Abdullah, der Ladenbesitzer aus Cizre, widerspricht dem Ministerpräsidenten. Abdullah gibt nicht der PKK die Hauptschuld, sondern der türkischen Regierung und der Armee: "Die feuern wild um sich. Die werfen Bomben, als wären sie in einem feindlichen Land. Aber sie greifen uns an. Ein Staat darf doch nicht seine eigenen Bürger angreifen!"
Trauerzug für sechs getötete PKK-Kämpfer
Gestern in Diyarbakir: der Trauerzug für sechs getötete PKK-Kämpfer wird zum Protestmarsch gegen die Regierung. Die Polizei schießt Tränengas in die Menge und löst den Trauerzug mit Wasserwerfern auf. Zurück bleibt blanker Hass. Vor einem halben Jahr noch, so erinnert sich Ladenbesitzer Abdullah, sei die Stimmung völlig anders gewesen: "Wir hatten doch schon Gleichheit erreicht mit unseren türkischen Brüdern. Niemand fühlte sich ausgegrenzt."

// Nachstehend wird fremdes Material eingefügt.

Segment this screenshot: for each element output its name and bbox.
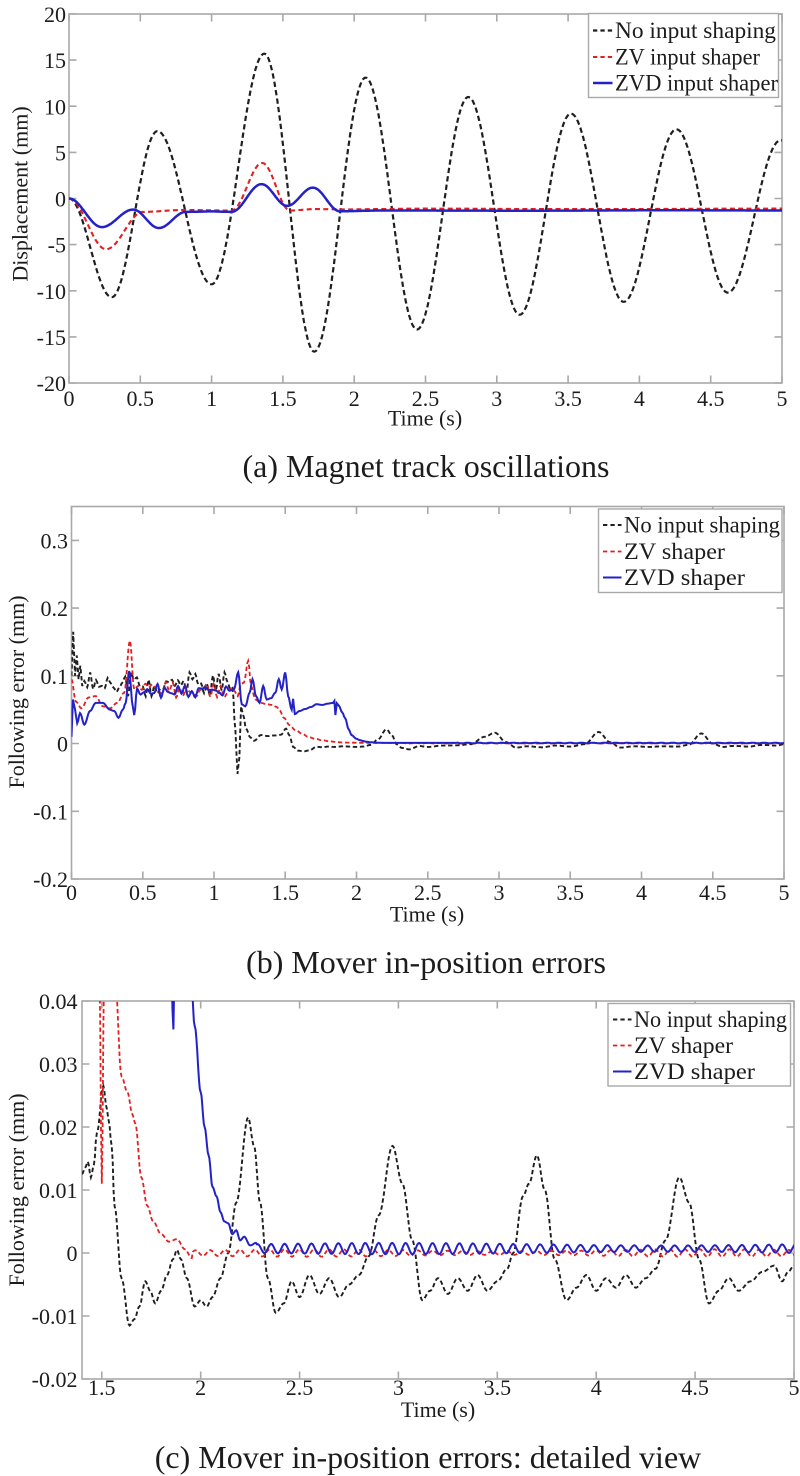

Doch im Sommer kündigte Präsident Erdogan den Friedensprozess auf; nach zwei Jahren Waffenstillstand bekämpfen sich Armee und PKK seither wieder. Die türkische Regierungspartei AKP hat nun angekündigt, sie wolle die jetzt laufende Militäroperation gegen die PKK spätestens bis zum Frühjahr beenden. Das bedeutet, dass die Kämpfe im Südosten der Türkei noch monatelang weitergehen könnten. Ministerpräsident Davutoglu will die PKK endgültig besiegen.
Die vergangenen dreißig Jahre haben allerdings gezeigt, dass dieses Ziel mit Waffen nicht erreicht werden kann. Denn immer wieder hatte sich gezeigt: je härter die Armee zuschlägt, desto leichter fällt es der PKK, neue Kämpfer anzuwerben. So dreht sich die Spirale der Gewalt im Südosten der Türkei immer weiter.
Die vergangenen dreißig Jahre haben allerdings gezeigt, dass dieses Ziel mit Waffen nicht erreicht werden kann. Denn immer wieder hatte sich gezeigt: je härter die Armee zuschlägt, desto leichter fällt es der PKK, neue Kämpfer anzuwerben. So dreht sich die Spirale der Gewalt im Südosten der Türkei immer weiter.